In June 2009, a group of Adventists verified that no location in Rome was dedicated to Luther and approached Rome’s Toponymy Commission, which oversees the naming of places, with the request to honor Luther on the 500th anniversary of his trip.

“Five hundred years later, where are we as Christians in our spiritual journey?” Carlo Giliberti, the initiator of the proposal and religious liberty director of the Lungotevere Michelangelo Adventist church in Rome, said in an interview with the Notizie Avventiste magazine in 2009.

“We want to be like Luther, who from Rome began his conversion experience of following Jesus and Him alone,” Giliberti said. “Luther began the Protestant Reformation from Rome, but all of us as Christians are called to choose only Jesus in our lives.”

Giliberti, supported by the Adventist Church in Italy, invited other Protestant denominations to support the Luther initiative.

Unbeknown to the Adventists, the Lutheran Church made a similar proposal to the city of Rome at the same time.

The Toponymy Commission approved both proposals on June 7, 2010. But nothing happened. The Council of Evangelical Churches in Rome appealed to the mayor later that year to implement the commission’s decision.

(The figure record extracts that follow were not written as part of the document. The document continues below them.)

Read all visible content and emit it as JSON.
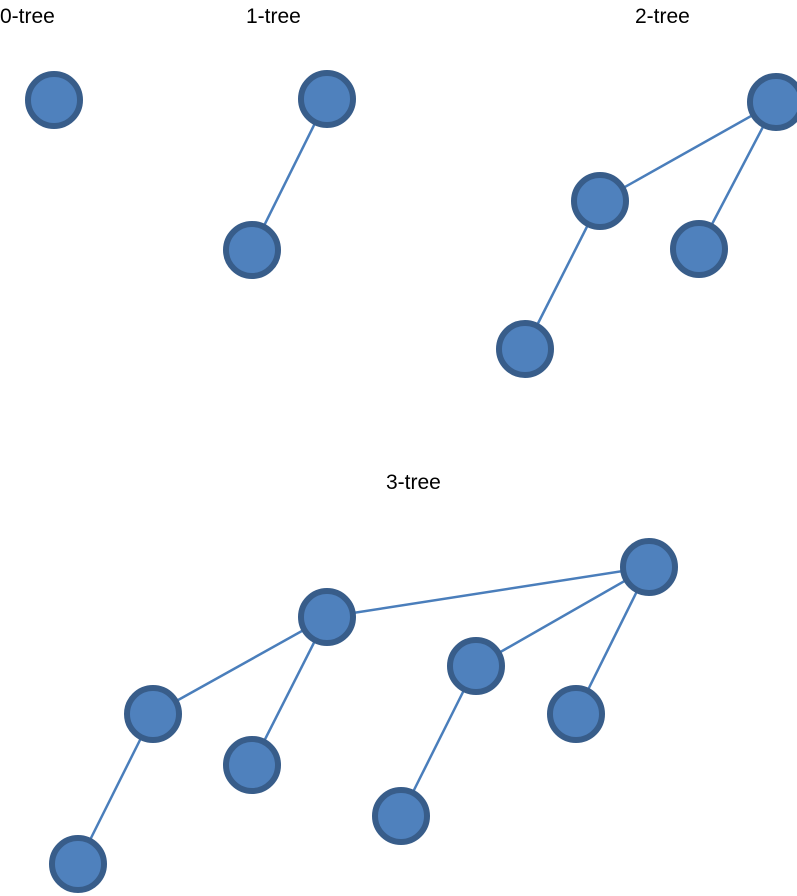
{
  "labels": {
    "tree0": "0-tree",
    "tree1": "1-tree",
    "tree2": "2-tree",
    "tree3": "3-tree"
  },
  "colors": {
    "edge": "#4a7ebb",
    "node_fill": "#4f81bd",
    "node_stroke": "#385d8a"
  }
}
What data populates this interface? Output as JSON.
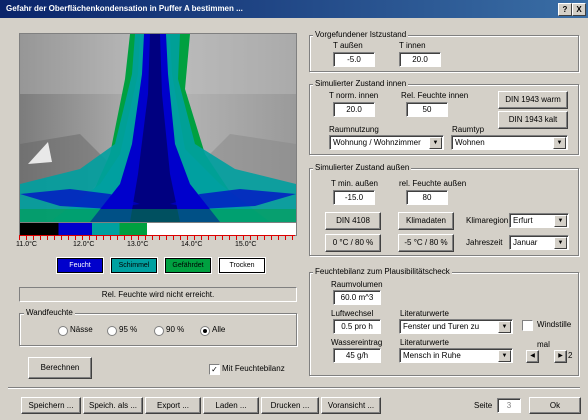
{
  "window": {
    "title": "Gefahr der Oberflächenkondensation in Puffer A bestimmen ...",
    "help": "?",
    "close": "X"
  },
  "colors": {
    "feucht": "#0000cc",
    "schimmel": "#00a0a0",
    "gefaehrdet": "#00a040",
    "trocken": "#ffffff"
  },
  "scale": {
    "ticks": [
      "11.0°C",
      "12.0°C",
      "13.0°C",
      "14.0°C",
      "15.0°C"
    ]
  },
  "legend": {
    "feucht": "Feucht",
    "schimmel": "Schimmel",
    "gefaehrdet": "Gefährdet",
    "trocken": "Trocken"
  },
  "status": "Rel. Feuchte wird nicht erreicht.",
  "wandfeuchte": {
    "title": "Wandfeuchte",
    "options": [
      "Nässe",
      "95 %",
      "90 %",
      "Alle"
    ],
    "selected": "Alle"
  },
  "berechnen": "Berechnen",
  "mit_feuchtebilanz": "Mit Feuchtebilanz",
  "ist": {
    "title": "Vorgefundener Istzustand",
    "t_aussen_label": "T außen",
    "t_innen_label": "T innen",
    "t_aussen": "-5.0",
    "t_innen": "20.0"
  },
  "innen": {
    "title": "Simulierter Zustand innen",
    "t_norm_label": "T norm. innen",
    "rel_label": "Rel. Feuchte innen",
    "t_norm": "20.0",
    "rel": "50",
    "din_warm": "DIN 1943 warm",
    "din_kalt": "DIN 1943 kalt",
    "raumnutzung_label": "Raumnutzung",
    "raumtyp_label": "Raumtyp",
    "raumnutzung": "Wohnung / Wohnzimmer",
    "raumtyp": "Wohnen"
  },
  "aussen": {
    "title": "Simulierter Zustand außen",
    "t_min_label": "T min. außen",
    "rel_label": "rel. Feuchte außen",
    "t_min": "-15.0",
    "rel": "80",
    "din4108": "DIN 4108",
    "klimadaten": "Klimadaten",
    "klimaregion_label": "Klimaregion",
    "klimaregion": "Erfurt",
    "preset1": "0 °C / 80 %",
    "preset2": "-5 °C / 80 %",
    "jahreszeit_label": "Jahreszeit",
    "jahreszeit": "Januar"
  },
  "bilanz": {
    "title": "Feuchtebilanz zum Plausibilitätscheck",
    "raumvolumen_label": "Raumvolumen",
    "raumvolumen": "60.0 m^3",
    "luftwechsel_label": "Luftwechsel",
    "luftwechsel": "0.5 pro h",
    "literatur1_label": "Literaturwerte",
    "literatur1": "Fenster und Turen zu",
    "windstille": "Windstille",
    "wassereintrag_label": "Wassereintrag",
    "wassereintrag": "45 g/h",
    "literatur2_label": "Literaturwerte",
    "literatur2": "Mensch in Ruhe",
    "mal_label": "mal",
    "mal_value": "2"
  },
  "footer": {
    "buttons": [
      "Speichern ...",
      "Speich. als ...",
      "Export ...",
      "Laden ...",
      "Drucken ...",
      "Voransicht ..."
    ],
    "seite_label": "Seite",
    "seite_value": "3",
    "ok": "Ok"
  }
}
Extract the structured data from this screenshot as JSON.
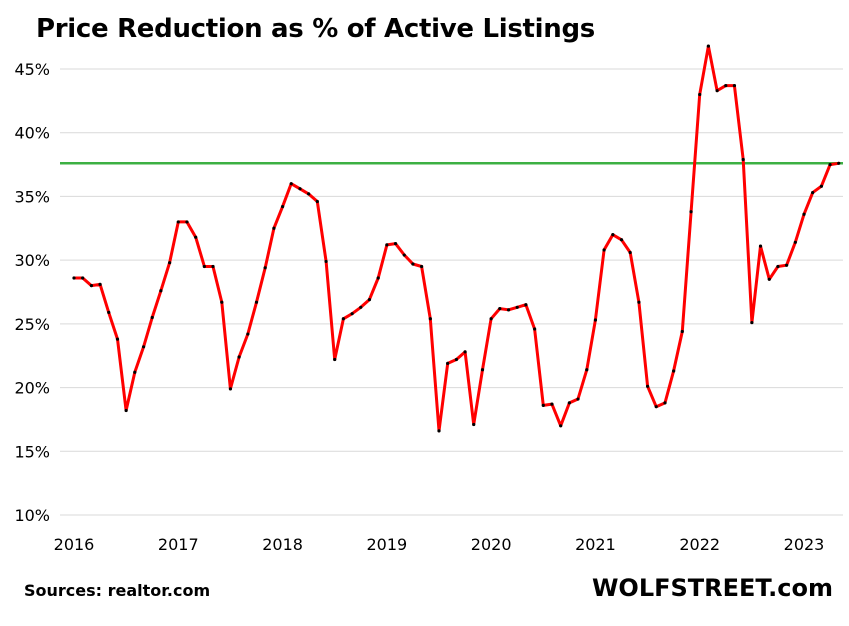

A new mayor, Ignazio Marino, was elected in 2013, and he promised in 2014 to follow through with the Luther plan.

The square on Oppian Hill will officially be known as “Piazza Martin Lutero, teologo tedesco della Riforma (1483-1546),” or “Square of Martin Luther, German Theologian of the Reformation (1483-1546).”

Last week, the Catholic Church announced that it also backed the tribute to Luther.

“It’s a decision taken by Rome City Hall which is favorable to Catholics in that it’s in line with the path of dialogue started with the ecumenical council,” said the Reverend Ciro Benedettini, deputy director of the Vatican press office, in comments carried by the Religious News Service.

The ecumenical council is a Catholic-backed gathering of clergy from various denominations that meets to discuss religious issues. The council is in line with calls by Pope Francis for a more unified Christian voice in Europe.

Few Protestants live in Italy, where about 98 percent of the population of 60 million are Catholic. The Adventist Church has about 9,500 members worshiping in 111 churches and 19 companies in Italy, according to the latest statistics from the world church’s Office of Archives, Statistics, and Research.

Giliberti, the initiator of the Luther Square proposal, did not live to see his dream fulfilled. He died of cancer in October 2013.